Homeless and running out of hope

By EARYEL BOWLEG

Tribune Staff Reporter

ebowleg@tribunemedia.net

AFTER being kicked out of a home she shared with a friend, now homeless 45-year-old Carla Eugene is still left seeking somewhere to live.

The Tribune found the mother-of-three waiting outside the Department of Social Services’ Baillou Hill Road office yesterday, one of several hoping for help in a desperate situation.

She has been unemployed since the beginning of last year, homeless for roughly three weeks or more and is now seeking government assistance.

“I’ve been out here for hours and hours – sit here and I saw the people left,” she told The Tribune. “I sat here until darkness fall and I was still in front of Social Services while everybody left and leave me sitting right here.”

According to Ms Eugene, it was her friend’s family that kicked her out of the home. She understood the family’s reasoning, but said the situation was not handled properly.

“The friend got ill. The friend had to get admitted to the hospital and that’s when the family came and tell me I have to leave.

“They say I have to go because you know he’s no longer there and they won’t accept me being there.

“I was sleeping on the couch in the front room and when the family came they knocked on the door and I went and opened the door and they told me, ‘Come you gotta leave now’.”

She added: “I couldn’t even take a bath... they say no because one of the daughters got to secure their father’s possession.”

The 45-year-old said her children are staying with relatives.

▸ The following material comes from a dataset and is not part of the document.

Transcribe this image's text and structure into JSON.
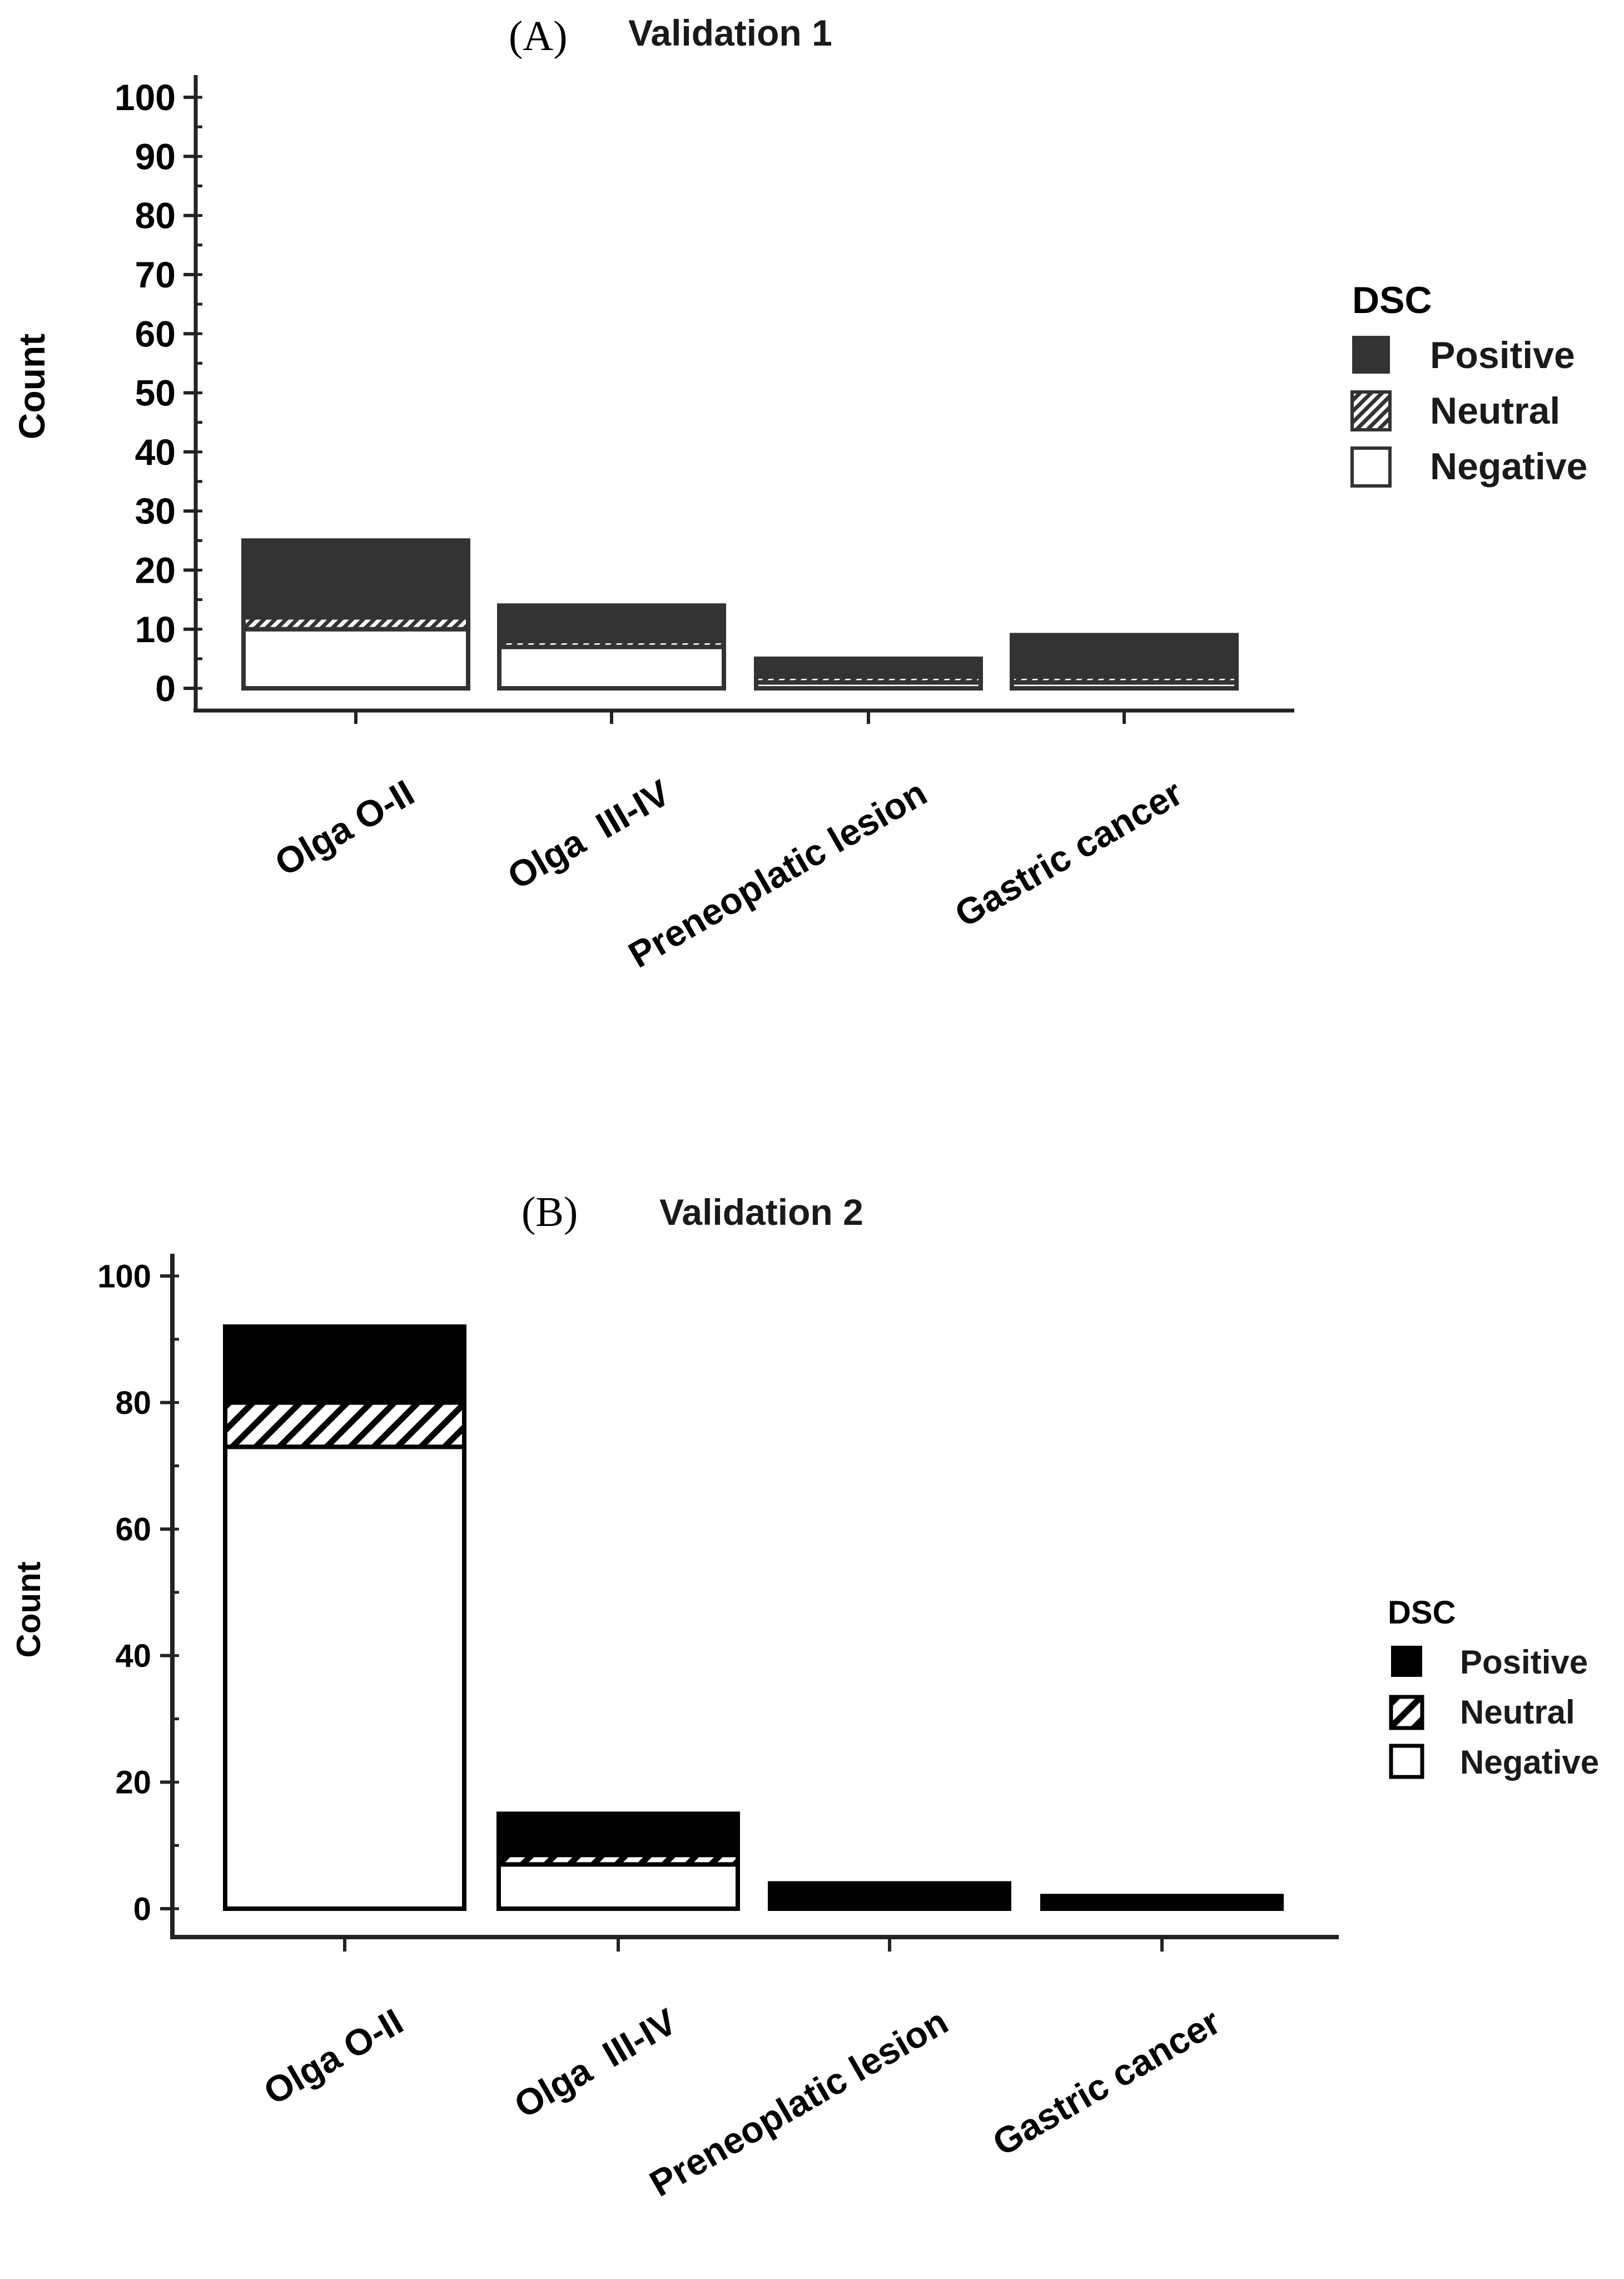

“My children are with my family. Who isn’t abroad is with my family and they were not able to assist me because they’re not in the position to assist me as yet.”

So, she kept coming to the Department of Social Services for help. She was placed into temporary lodgings, but has been told her time there has come to end.

“After they put me up for two weeks in a motel, they tell me that’s it, I exhaust my resources with them. They can’t help me no longer and so I was back and forth here.”

She said she is living at a motel, but does not have the money to stay there any longer.

“I have to pay my $200 at …(the) motel. That’s what someone gave me to reside for a week. “My week was up from Monday, but only through the manager saw me outside sitting down in the dark after eight, nine o’clock in the dark where everybody and I was still outside and the manager insisted that his workers give me a room until today.”

Comments

Clamshell says...

Did the reporter even consider asking the Social Services authorities or the family about this woman’s case? Or did that sound too much like work? Nuttin’ easier than a one-interview story, I guess.

Posted 28 October 2020, 5:28 p.m. Suggest removal

OMG says...

Come on BISHOP Ellis , less bull from the pulpit and get this lady a home . bet some of those relatives who ejected her from the house go to church and spout meaningless tracts from the bible yet didn't care when she slept. I know social service staff cannot help everybody but did they pass this lady on the steps as they went home. There are so many good people out there but also so many who profess to be Christians but turn a blind eye to misery.

Posted 29 October 2020, 11 a.m. Suggest removal

JokeyJack says...

It is so heart-warming to learn that there is only one homeless person in the Bahamas. What a wonderful Christian nation.